Neighbours came to see off the lucky one bound for America. The taxi ordered so well in advance drew up in the home street before the family house exactly when expected. In the gathering she stood with him now, their clothes touching in contact, they would keep up together the version he had arranged with the brothers; it was all she could do for him for the present, her lover, her wonderful discovery back there in a garage. Everyone embraced him, children ran to him to touch the great adventure, the achievement that is emigration, not understood but sensed.

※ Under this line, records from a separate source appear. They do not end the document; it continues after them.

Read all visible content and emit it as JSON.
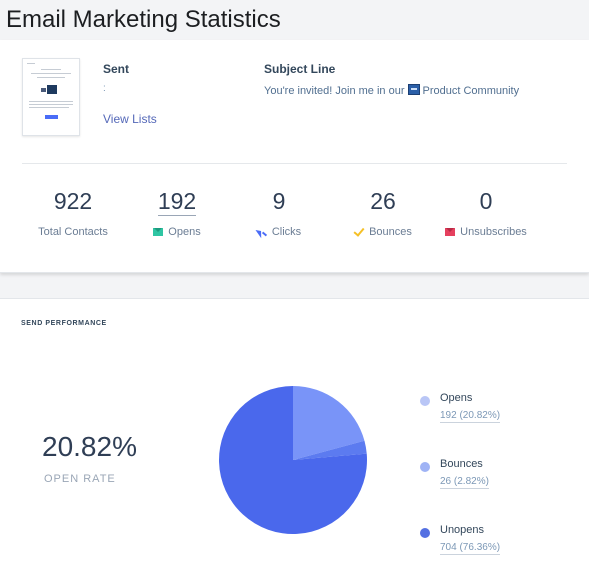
{
  "page": {
    "title": "Email Marketing Statistics"
  },
  "summary": {
    "sent_label": "Sent",
    "sent_value": ":",
    "view_lists": "View Lists",
    "subject_label": "Subject Line",
    "subject_before": "You're invited! Join me in our",
    "subject_after": "Product Community"
  },
  "stats": [
    {
      "value": "922",
      "label": "Total Contacts",
      "icon": ""
    },
    {
      "value": "192",
      "label": "Opens",
      "icon": "envelope-open-icon"
    },
    {
      "value": "9",
      "label": "Clicks",
      "icon": "cursor-click-icon"
    },
    {
      "value": "26",
      "label": "Bounces",
      "icon": "checkmark-icon"
    },
    {
      "value": "0",
      "label": "Unsubscribes",
      "icon": "envelope-unsubscribe-icon"
    }
  ],
  "performance": {
    "section_title": "SEND PERFORMANCE",
    "open_rate": "20.82%",
    "open_rate_label": "OPEN RATE",
    "legend": [
      {
        "name": "Opens",
        "value": "192 (20.82%)",
        "color": "#b9c6f6"
      },
      {
        "name": "Bounces",
        "value": "26 (2.82%)",
        "color": "#9fb3f5"
      },
      {
        "name": "Unopens",
        "value": "704 (76.36%)",
        "color": "#5470e2"
      }
    ]
  },
  "chart_data": {
    "type": "pie",
    "categories": [
      "Opens",
      "Bounces",
      "Unopens"
    ],
    "values": [
      20.82,
      2.82,
      76.36
    ],
    "counts": [
      192,
      26,
      704
    ],
    "colors": [
      "#7994f8",
      "#5c7bf0",
      "#4a68ec"
    ]
  }
}
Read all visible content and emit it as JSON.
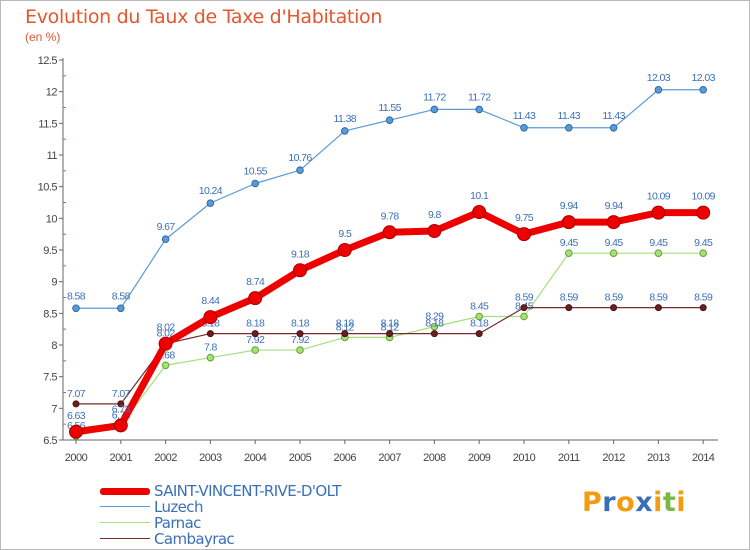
{
  "header": {
    "title": "Evolution du Taux de Taxe d'Habitation",
    "subtitle": "(en %)"
  },
  "logo": {
    "letters": [
      "P",
      "r",
      "o",
      "x",
      "i",
      "t",
      "i"
    ],
    "colors": [
      "#f39c12",
      "#3a6fb7",
      "#f39c12",
      "#3a6fb7",
      "#f39c12",
      "#7ab648",
      "#f39c12"
    ]
  },
  "chart_data": {
    "type": "line",
    "title": "Evolution du Taux de Taxe d'Habitation",
    "subtitle": "(en %)",
    "x": [
      "2000",
      "2001",
      "2002",
      "2003",
      "2004",
      "2005",
      "2006",
      "2007",
      "2008",
      "2009",
      "2010",
      "2011",
      "2012",
      "2013",
      "2014"
    ],
    "ylim": [
      6.5,
      12.5
    ],
    "yticks": [
      6.5,
      7,
      7.5,
      8,
      8.5,
      9,
      9.5,
      10,
      10.5,
      11,
      11.5,
      12,
      12.5
    ],
    "grid": false,
    "legend_position": "bottom-left",
    "series": [
      {
        "name": "Luzech",
        "color": "#5b9bd5",
        "values": [
          8.58,
          8.58,
          9.67,
          10.24,
          10.55,
          10.76,
          11.38,
          11.55,
          11.72,
          11.72,
          11.43,
          11.43,
          11.43,
          12.03,
          12.03
        ],
        "labels": [
          "8.58",
          "8.58",
          "9.67",
          "10.24",
          "10.55",
          "10.76",
          "11.38",
          "11.55",
          "11.72",
          "11.72",
          "11.43",
          "11.43",
          "11.43",
          "12.03",
          "12.03"
        ]
      },
      {
        "name": "Parnac",
        "color": "#a6e07a",
        "values": [
          6.56,
          6.73,
          7.68,
          7.8,
          7.92,
          7.92,
          8.12,
          8.12,
          8.29,
          8.45,
          8.45,
          9.45,
          9.45,
          9.45,
          9.45
        ],
        "labels": [
          "6.56",
          "6.73",
          "7.68",
          "7.8",
          "7.92",
          "7.92",
          "8.12",
          "8.12",
          "8.29",
          "8.45",
          "8.45",
          "9.45",
          "9.45",
          "9.45",
          "9.45"
        ]
      },
      {
        "name": "Cambayrac",
        "color": "#7a2a2a",
        "values": [
          7.07,
          7.07,
          8.02,
          8.18,
          8.18,
          8.18,
          8.18,
          8.18,
          8.18,
          8.18,
          8.59,
          8.59,
          8.59,
          8.59,
          8.59
        ],
        "labels": [
          "7.07",
          "7.07",
          "8.02",
          "8.18",
          "8.18",
          "8.18",
          "8.18",
          "8.18",
          "8.18",
          "8.18",
          "8.59",
          "8.59",
          "8.59",
          "8.59",
          "8.59"
        ]
      },
      {
        "name": "SAINT-VINCENT-RIVE-D'OLT",
        "color": "#ee0000",
        "values": [
          6.63,
          6.73,
          8.02,
          8.44,
          8.74,
          9.18,
          9.5,
          9.78,
          9.8,
          10.1,
          9.75,
          9.94,
          9.94,
          10.09,
          10.09
        ],
        "labels": [
          "6.63",
          "6.73",
          "8.02",
          "8.44",
          "8.74",
          "9.18",
          "9.5",
          "9.78",
          "9.8",
          "10.1",
          "9.75",
          "9.94",
          "9.94",
          "10.09",
          "10.09"
        ]
      }
    ],
    "legend": [
      {
        "name": "SAINT-VINCENT-RIVE-D'OLT",
        "color": "#ee0000"
      },
      {
        "name": "Luzech",
        "color": "#5b9bd5"
      },
      {
        "name": "Parnac",
        "color": "#a6e07a"
      },
      {
        "name": "Cambayrac",
        "color": "#7a2a2a"
      }
    ]
  }
}
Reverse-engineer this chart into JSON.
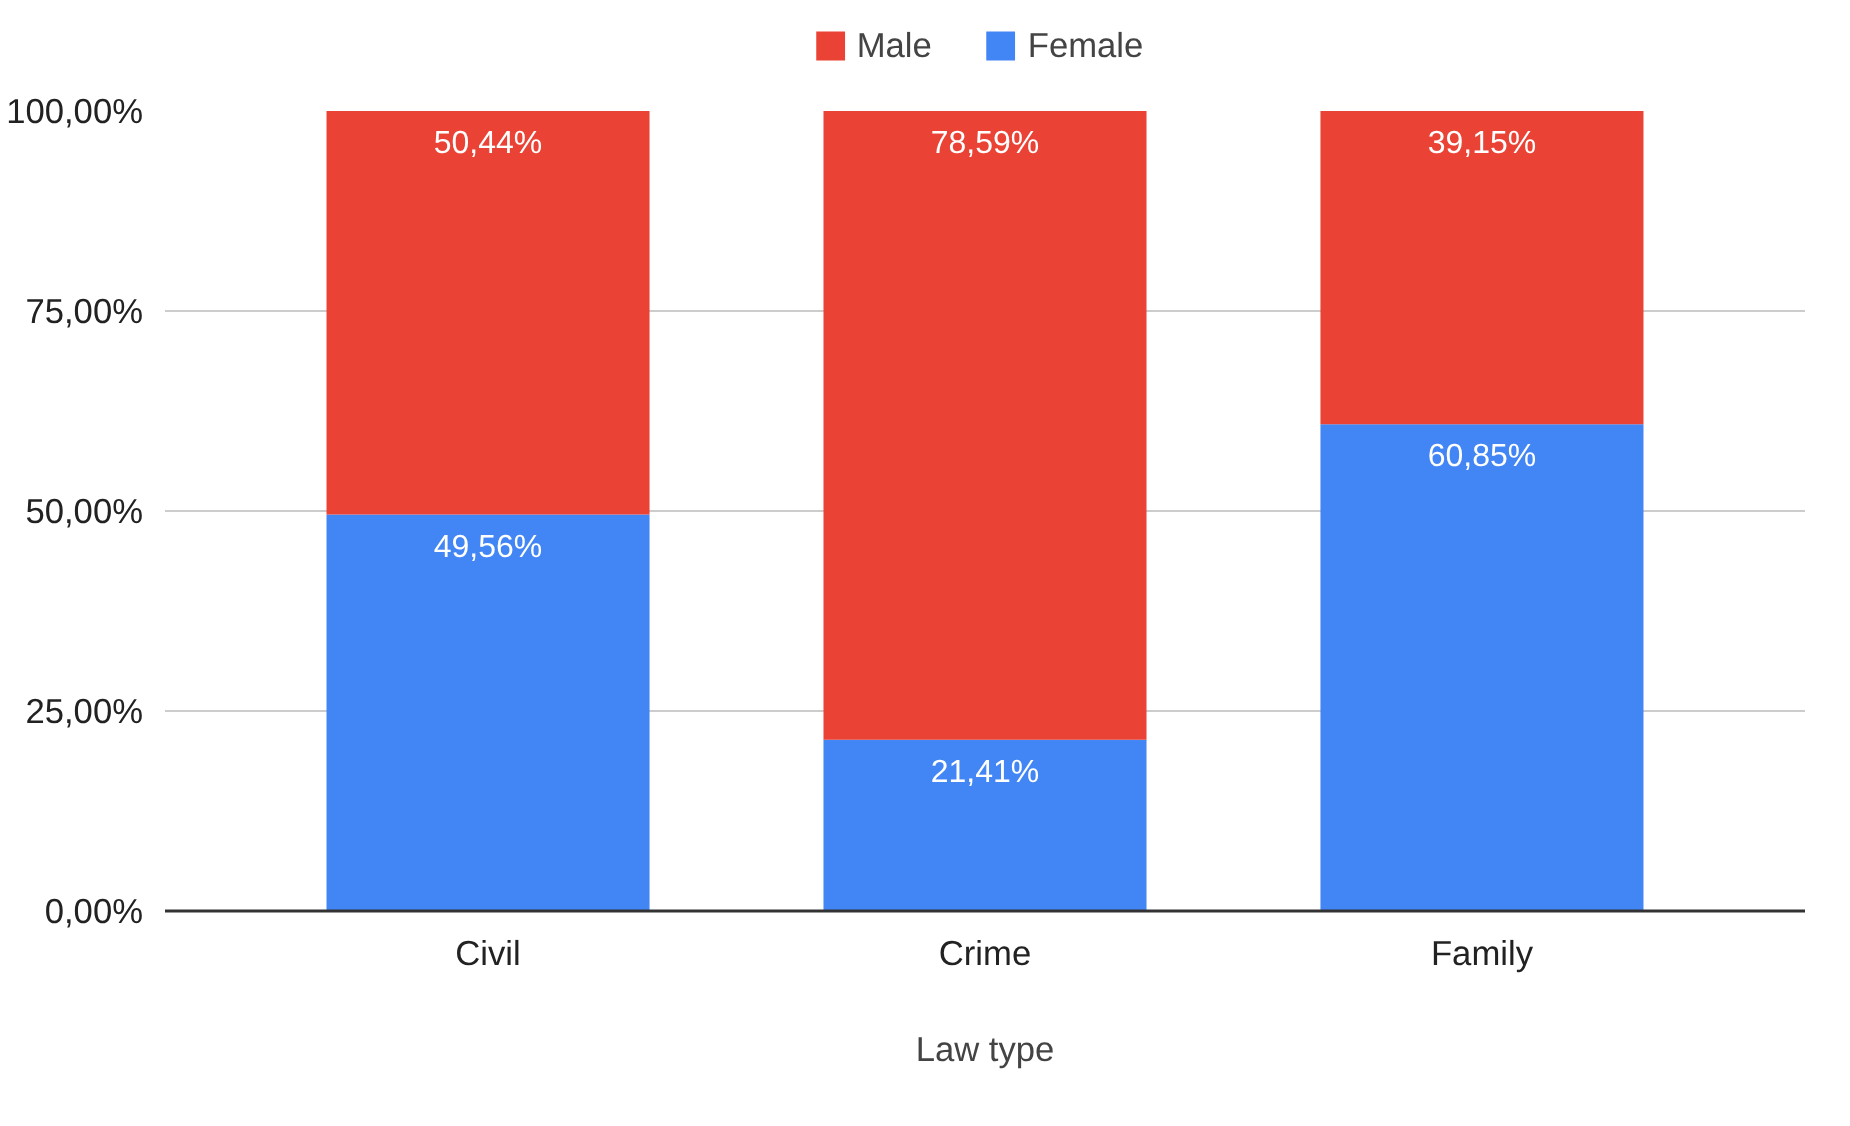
{
  "chart_data": {
    "type": "bar",
    "stacked": true,
    "xlabel": "Law type",
    "categories": [
      "Civil",
      "Crime",
      "Family"
    ],
    "series": [
      {
        "name": "Female",
        "color": "#4285f4",
        "values": [
          49.56,
          21.41,
          60.85
        ],
        "value_labels": [
          "49,56%",
          "21,41%",
          "60,85%"
        ]
      },
      {
        "name": "Male",
        "color": "#ea4335",
        "values": [
          50.44,
          78.59,
          39.15
        ],
        "value_labels": [
          "50,44%",
          "78,59%",
          "39,15%"
        ]
      }
    ],
    "ylim": [
      0,
      100
    ],
    "yticks": [
      {
        "value": 0,
        "label": "0,00%"
      },
      {
        "value": 25,
        "label": "25,00%"
      },
      {
        "value": 50,
        "label": "50,00%"
      },
      {
        "value": 75,
        "label": "75,00%"
      },
      {
        "value": 100,
        "label": "100,00%"
      }
    ],
    "grid": "y",
    "legend": "top"
  }
}
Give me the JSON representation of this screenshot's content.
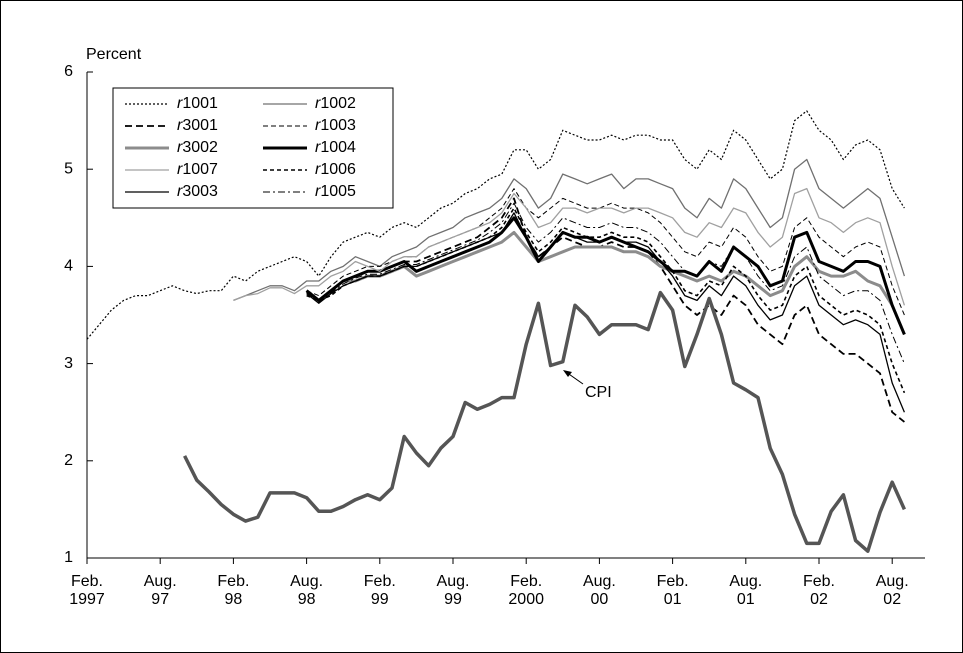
{
  "chart_data": {
    "type": "line",
    "y_label": "Percent",
    "annotation": "CPI",
    "ylim": [
      1,
      6
    ],
    "yticks": [
      1,
      2,
      3,
      4,
      5,
      6
    ],
    "categories": [
      "Feb.\n1997",
      null,
      null,
      null,
      null,
      null,
      "Aug.\n97",
      null,
      null,
      null,
      null,
      null,
      "Feb.\n98",
      null,
      null,
      null,
      null,
      null,
      "Aug.\n98",
      null,
      null,
      null,
      null,
      null,
      "Feb.\n99",
      null,
      null,
      null,
      null,
      null,
      "Aug.\n99",
      null,
      null,
      null,
      null,
      null,
      "Feb.\n2000",
      null,
      null,
      null,
      null,
      null,
      "Aug.\n00",
      null,
      null,
      null,
      null,
      null,
      "Feb.\n01",
      null,
      null,
      null,
      null,
      null,
      "Aug.\n01",
      null,
      null,
      null,
      null,
      null,
      "Feb.\n02",
      null,
      null,
      null,
      null,
      null,
      "Aug.\n02",
      null
    ],
    "series": [
      {
        "name": "r1001",
        "color": "#000000",
        "width": 1.2,
        "dash": "2,2",
        "values": [
          3.25,
          3.4,
          3.55,
          3.65,
          3.7,
          3.7,
          3.75,
          3.8,
          3.75,
          3.72,
          3.75,
          3.75,
          3.9,
          3.85,
          3.95,
          4.0,
          4.05,
          4.1,
          4.05,
          3.9,
          4.1,
          4.25,
          4.3,
          4.35,
          4.3,
          4.4,
          4.45,
          4.4,
          4.5,
          4.6,
          4.65,
          4.75,
          4.8,
          4.9,
          4.95,
          5.2,
          5.2,
          5.0,
          5.1,
          5.4,
          5.35,
          5.3,
          5.3,
          5.35,
          5.3,
          5.35,
          5.35,
          5.3,
          5.3,
          5.1,
          5.0,
          5.2,
          5.1,
          5.4,
          5.3,
          5.1,
          4.9,
          5.0,
          5.5,
          5.6,
          5.4,
          5.3,
          5.1,
          5.25,
          5.3,
          5.2,
          4.8,
          4.6
        ]
      },
      {
        "name": "r1002",
        "color": "#707070",
        "width": 1.3,
        "dash": "none",
        "values": [
          null,
          null,
          null,
          null,
          null,
          null,
          null,
          null,
          null,
          null,
          null,
          null,
          3.65,
          3.7,
          3.75,
          3.8,
          3.8,
          3.75,
          3.85,
          3.85,
          3.95,
          4.0,
          4.1,
          4.05,
          4.0,
          4.1,
          4.15,
          4.2,
          4.3,
          4.35,
          4.4,
          4.5,
          4.55,
          4.6,
          4.7,
          4.9,
          4.8,
          4.6,
          4.7,
          4.95,
          4.9,
          4.85,
          4.9,
          4.95,
          4.8,
          4.9,
          4.9,
          4.85,
          4.8,
          4.6,
          4.5,
          4.7,
          4.6,
          4.9,
          4.8,
          4.6,
          4.4,
          4.5,
          5.0,
          5.1,
          4.8,
          4.7,
          4.6,
          4.7,
          4.8,
          4.7,
          4.3,
          3.9
        ]
      },
      {
        "name": "r3001",
        "color": "#000000",
        "width": 1.8,
        "dash": "7,4",
        "values": [
          null,
          null,
          null,
          null,
          null,
          null,
          null,
          null,
          null,
          null,
          null,
          null,
          null,
          null,
          null,
          null,
          null,
          null,
          3.75,
          3.65,
          3.75,
          3.85,
          3.9,
          3.95,
          3.95,
          4.0,
          4.05,
          4.05,
          4.1,
          4.15,
          4.2,
          4.25,
          4.3,
          4.4,
          4.5,
          4.7,
          4.3,
          4.1,
          4.2,
          4.3,
          4.25,
          4.2,
          4.2,
          4.25,
          4.2,
          4.2,
          4.15,
          4.0,
          3.8,
          3.6,
          3.5,
          3.6,
          3.5,
          3.7,
          3.6,
          3.4,
          3.3,
          3.2,
          3.5,
          3.6,
          3.3,
          3.2,
          3.1,
          3.1,
          3.0,
          2.9,
          2.5,
          2.4
        ]
      },
      {
        "name": "r1003",
        "color": "#000000",
        "width": 1,
        "dash": "5,3",
        "values": [
          null,
          null,
          null,
          null,
          null,
          null,
          null,
          null,
          null,
          null,
          null,
          null,
          null,
          null,
          null,
          null,
          null,
          null,
          3.75,
          3.7,
          3.8,
          3.9,
          3.95,
          4.0,
          4.0,
          4.05,
          4.1,
          4.1,
          4.2,
          4.25,
          4.3,
          4.35,
          4.4,
          4.5,
          4.6,
          4.8,
          4.6,
          4.5,
          4.6,
          4.7,
          4.65,
          4.6,
          4.6,
          4.65,
          4.6,
          4.6,
          4.55,
          4.45,
          4.3,
          4.15,
          4.1,
          4.25,
          4.2,
          4.4,
          4.3,
          4.1,
          3.95,
          4.0,
          4.4,
          4.5,
          4.3,
          4.2,
          4.1,
          4.2,
          4.25,
          4.2,
          3.8,
          3.5
        ]
      },
      {
        "name": "r3002",
        "color": "#8c8c8c",
        "width": 3,
        "dash": "none",
        "values": [
          null,
          null,
          null,
          null,
          null,
          null,
          null,
          null,
          null,
          null,
          null,
          null,
          null,
          null,
          null,
          null,
          null,
          null,
          3.75,
          3.65,
          3.75,
          3.85,
          3.85,
          3.9,
          3.9,
          3.95,
          4.0,
          3.9,
          3.95,
          4.0,
          4.05,
          4.1,
          4.15,
          4.2,
          4.25,
          4.35,
          4.2,
          4.05,
          4.1,
          4.15,
          4.2,
          4.2,
          4.2,
          4.2,
          4.15,
          4.15,
          4.1,
          4.0,
          3.95,
          3.9,
          3.85,
          3.9,
          3.85,
          3.95,
          3.9,
          3.8,
          3.7,
          3.75,
          4.0,
          4.1,
          3.95,
          3.9,
          3.9,
          3.95,
          3.85,
          3.8,
          3.6,
          3.3
        ]
      },
      {
        "name": "r1004",
        "color": "#000000",
        "width": 3,
        "dash": "none",
        "values": [
          null,
          null,
          null,
          null,
          null,
          null,
          null,
          null,
          null,
          null,
          null,
          null,
          null,
          null,
          null,
          null,
          null,
          null,
          3.75,
          3.65,
          3.75,
          3.85,
          3.9,
          3.95,
          3.95,
          4.0,
          4.05,
          3.95,
          4.0,
          4.05,
          4.1,
          4.15,
          4.2,
          4.25,
          4.35,
          4.5,
          4.3,
          4.05,
          4.2,
          4.35,
          4.3,
          4.3,
          4.25,
          4.3,
          4.25,
          4.2,
          4.15,
          4.05,
          3.95,
          3.95,
          3.9,
          4.05,
          3.95,
          4.2,
          4.1,
          4.0,
          3.8,
          3.85,
          4.3,
          4.35,
          4.05,
          4.0,
          3.95,
          4.05,
          4.05,
          4.0,
          3.6,
          3.3
        ]
      },
      {
        "name": "r1007",
        "color": "#a0a0a0",
        "width": 1.3,
        "dash": "none",
        "values": [
          null,
          null,
          null,
          null,
          null,
          null,
          null,
          null,
          null,
          null,
          null,
          null,
          3.65,
          3.7,
          3.72,
          3.78,
          3.78,
          3.72,
          3.8,
          3.8,
          3.9,
          3.95,
          4.05,
          4.0,
          3.95,
          4.05,
          4.1,
          4.1,
          4.2,
          4.25,
          4.3,
          4.35,
          4.4,
          4.45,
          4.55,
          4.75,
          4.6,
          4.4,
          4.45,
          4.6,
          4.6,
          4.55,
          4.6,
          4.6,
          4.55,
          4.6,
          4.6,
          4.55,
          4.5,
          4.35,
          4.3,
          4.45,
          4.4,
          4.6,
          4.55,
          4.35,
          4.2,
          4.3,
          4.75,
          4.8,
          4.5,
          4.45,
          4.35,
          4.45,
          4.5,
          4.45,
          4.0,
          3.6
        ]
      },
      {
        "name": "r1006",
        "color": "#000000",
        "width": 1.6,
        "dash": "4,3",
        "values": [
          null,
          null,
          null,
          null,
          null,
          null,
          null,
          null,
          null,
          null,
          null,
          null,
          null,
          null,
          null,
          null,
          null,
          null,
          3.7,
          3.65,
          3.7,
          3.8,
          3.85,
          3.9,
          3.9,
          3.95,
          4.0,
          4.0,
          4.05,
          4.1,
          4.15,
          4.2,
          4.25,
          4.3,
          4.4,
          4.6,
          4.35,
          4.15,
          4.25,
          4.4,
          4.35,
          4.3,
          4.3,
          4.35,
          4.3,
          4.3,
          4.25,
          4.1,
          3.95,
          3.75,
          3.7,
          3.85,
          3.8,
          4.0,
          3.9,
          3.7,
          3.55,
          3.6,
          3.9,
          4.0,
          3.7,
          3.6,
          3.5,
          3.55,
          3.5,
          3.4,
          3.0,
          2.7
        ]
      },
      {
        "name": "r3003",
        "color": "#000000",
        "width": 1.3,
        "dash": "none",
        "values": [
          null,
          null,
          null,
          null,
          null,
          null,
          null,
          null,
          null,
          null,
          null,
          null,
          null,
          null,
          null,
          null,
          null,
          null,
          3.72,
          3.62,
          3.72,
          3.8,
          3.85,
          3.9,
          3.9,
          3.95,
          4.0,
          4.0,
          4.05,
          4.1,
          4.15,
          4.2,
          4.25,
          4.3,
          4.35,
          4.55,
          4.3,
          4.1,
          4.2,
          4.35,
          4.3,
          4.25,
          4.25,
          4.3,
          4.25,
          4.25,
          4.2,
          4.05,
          3.9,
          3.7,
          3.65,
          3.8,
          3.7,
          3.9,
          3.8,
          3.6,
          3.45,
          3.5,
          3.8,
          3.9,
          3.6,
          3.5,
          3.4,
          3.45,
          3.4,
          3.3,
          2.8,
          2.5
        ]
      },
      {
        "name": "r1005",
        "color": "#000000",
        "width": 1,
        "dash": "7,3,2,3",
        "values": [
          null,
          null,
          null,
          null,
          null,
          null,
          null,
          null,
          null,
          null,
          null,
          null,
          null,
          null,
          null,
          null,
          null,
          null,
          3.73,
          3.63,
          3.73,
          3.82,
          3.88,
          3.92,
          3.92,
          3.97,
          4.02,
          4.02,
          4.07,
          4.12,
          4.17,
          4.22,
          4.27,
          4.35,
          4.45,
          4.65,
          4.4,
          4.25,
          4.35,
          4.5,
          4.45,
          4.4,
          4.4,
          4.45,
          4.4,
          4.4,
          4.35,
          4.25,
          4.1,
          3.95,
          3.9,
          4.05,
          4.0,
          4.2,
          4.1,
          3.9,
          3.75,
          3.8,
          4.1,
          4.2,
          3.9,
          3.8,
          3.7,
          3.75,
          3.75,
          3.65,
          3.3,
          3.0
        ]
      },
      {
        "name": "CPI",
        "in_legend": false,
        "color": "#555555",
        "width": 3.5,
        "dash": "none",
        "values": [
          null,
          null,
          null,
          null,
          null,
          null,
          null,
          null,
          2.05,
          1.8,
          1.68,
          1.55,
          1.45,
          1.38,
          1.42,
          1.67,
          1.67,
          1.67,
          1.62,
          1.48,
          1.48,
          1.53,
          1.6,
          1.65,
          1.6,
          1.72,
          2.25,
          2.08,
          1.95,
          2.13,
          2.25,
          2.6,
          2.53,
          2.58,
          2.65,
          2.65,
          3.2,
          3.62,
          2.98,
          3.02,
          3.6,
          3.48,
          3.3,
          3.4,
          3.4,
          3.4,
          3.35,
          3.73,
          3.55,
          2.97,
          3.3,
          3.67,
          3.3,
          2.8,
          2.73,
          2.65,
          2.13,
          1.86,
          1.45,
          1.15,
          1.15,
          1.48,
          1.65,
          1.18,
          1.07,
          1.47,
          1.78,
          1.5
        ]
      }
    ]
  }
}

Muhammad rushed up with the canvas bag and neighbours added plastic carriers with gifts of food for the journey. The son embraced the family in the order of protocol they knew, embraced his father and then, last, his mother. She blessed him. And made a slight movement as if directing: her son embraced his wife. Before them all, the women who watched from behind curtains across their street, the men who looked away from her where they mended their cars and motorbikes, the close neighbours who flitted in like swallows to visit, the children Leila brought along for games — he and she held one another, and there was a kind of gasp of silence. Some old man with the loud voice of the deaf broke it.